12-01, 10:55–11:10 (Europe/Amsterdam), Ernst-Curie
In this talk, we will reframe choosing a programming language as an
optimization problem in technical computing and define important variables
and constraints as well as the objective function in order for us to
choose the correct programming language as a researcher.
Then we will explore the advantages of using Julia, a high-performance
programming language that combines ease of use with the speed of static
languages.
Let's assume, that our competitor has more resources, time and knowledge than we do.

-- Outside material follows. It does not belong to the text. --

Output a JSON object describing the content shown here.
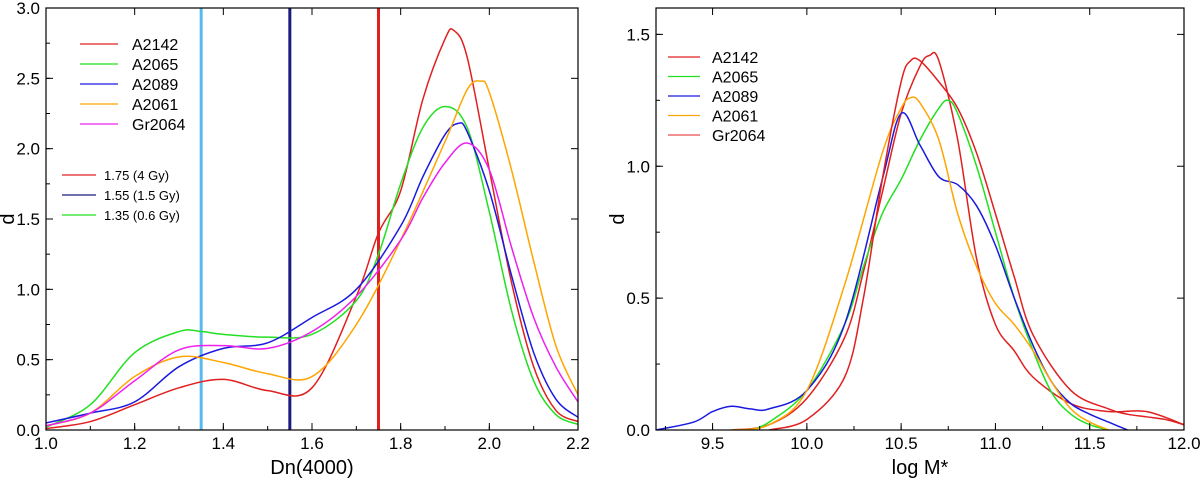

How can we succeed with such limited amount of time and money?
This talk does not offer any of the shelf solutions, but motivates a specific mindset for solving challenges in technical computing.
Our main focus lies on:
- How does Julia's increases developer productivity?
- What does it mean to be productive in scientific computing?
- Working with time and resource constraints and staying productive
- Does Julia mitigate the two-language problem?
- How do MicroBenchmarks allow us to improve as programmers?
Finally, we will showcase how Julia can be used rapid prototyping using Pluto's
reactive notebooks for sharing our research with the broader community.
By the end of this talk, you will have a better understanding how to choose
the correct programming language and software libraries
to be productive as a researcher.
I am a student, who is researching quantum computers at the University of Bremen. I mentor students in programming using different languages such as Python, Julia and Elixir. My Interests are automated electronic design, parallel, distributed and scientific computing, formal languages and natural languages processing.